Kaltenbacher

Martin Kaltenbacher

Universität Salzburg

 

„Another reason to quit the EU“. EU-bashing als Persuasionsstrategie in britischen, deutschen und österreichischen Zeitungen

Die EU als Institution und ihre politischen Vertreter haben sich in den letzten Jahren zum allseits beliebten Sündenbock sowohl der Landespolitiker als auch der wichtigsten Medien der unterschiedlichen Mitgliedsstaaten entwickelt. Gerne wird der EU und darin vor allem der Finanzpolitik innerhalb der so genannten Eurozone die Schuld an Fehlentwicklungen nicht nur in EU-übergreifenden Bereichen, wie dem internationalen Finanzwesen, sondern auch in individuellen Belangen einzelner Mitgliedsstaaten gegeben. So musste etwa im Vorfeld des britischen Brexit-Referendums im Juni 1916 die EU für viele Probleme die mediale Schelte hinnehmen, die gar nicht  durch EU-Politik verursacht wurden.

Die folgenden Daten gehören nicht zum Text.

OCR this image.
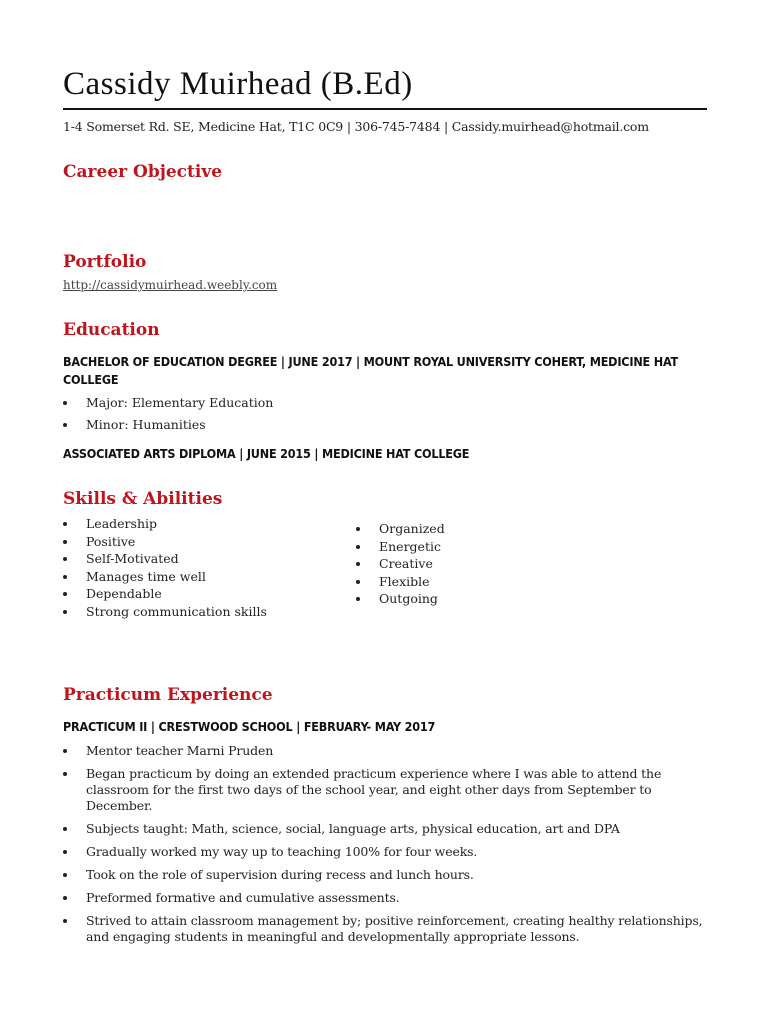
Cassidy Muirhead (B.Ed)
1-4 Somerset Rd. SE, Medicine Hat, T1C 0C9 | 306-745-7484 | Cassidy.muirhead@hotmail.com
Career Objective
Portfolio
http://cassidymuirhead.weebly.com
Education
BACHELOR OF EDUCATION DEGREE | JUNE 2017 | MOUNT ROYAL UNIVERSITY COHERT, MEDICINE HAT COLLEGE
Major: Elementary Education
Minor: Humanities
ASSOCIATED ARTS DIPLOMA | JUNE 2015 | MEDICINE HAT COLLEGE
Skills & Abilities
Leadership
Positive
Self-Motivated
Manages time well
Dependable
Strong communication skills
Organized
Energetic
Creative
Flexible
Outgoing
Practicum Experience
PRACTICUM II | CRESTWOOD SCHOOL | FEBRUARY- MAY 2017
Mentor teacher Marni Pruden
Began practicum by doing an extended practicum experience where I was able to attend the classroom for the first two days of the school year, and eight other days from September to December.
Subjects taught: Math, science, social, language arts, physical education, art and DPA
Gradually worked my way up to teaching 100% for four weeks.
Took on the role of supervision during recess and lunch hours.
Preformed formative and cumulative assessments.
Strived to attain classroom management by; positive reinforcement, creating healthy relationships, and engaging students in meaningful and developmentally appropriate lessons.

Im Vortrag soll daher erörtert werden, wie sich die Zeitungskommentatoren aus drei EU-Ländern des EU-bashings als Persuasionsstrategie bedienen, worin die nationalen Unterschiede bestehen und welche Ziele mit dieser Strategie verfolgt werden. Zu diesem Zweck wurden aus dem Helsinki Kommentarkorpus drei kleine Teilkorpora zu je 10.000 Wörtern extrahiert. Diese bestehen aus Kommentaren und Leitartikeln aus britischen, deutschen und österreichischen (großteils nationalen) Tageszeitungen zur so genannten Zypernkrise. In sowohl qualitativen Diskurs- als auch quantitativen Korpusanalysen soll gezeigt werden, welche nationalen Unterschiede in der medialen Kommentierung der Zypernkrise bestehen. Erwartungsgemäß wettern die britischen Kommentatoren am meisten gegen die “Eu-bureaucrats” und ihre politischen Entscheidungen, wobei unklar bleibt, wer diese Bürokraten denn seien. Je konkreter einzelne Entscheidungsträger, wie Merkel oder Schäuble, genannt werden, desto schwächer fällt die Kritik aus und desto mehr Verständnis wird für deren politisches Handeln aufgebracht. Polemisiert wird vor allem gegen eine anonym bleibende EU-Beamtenschaft und diffuse, nicht näher bezeichnete Institutionen. Das EU-bashing scheint im Kommentar vielmehr die Funktion zu erfüllen, dem ohnmächtigen Ärger der Zeitungsleser Luft zu verschaffen und nationale Stimmungen widerzuspiegeln, als eine fundierte kritische Aufarbeitung komplexer politischer Entscheidungen zu bieten.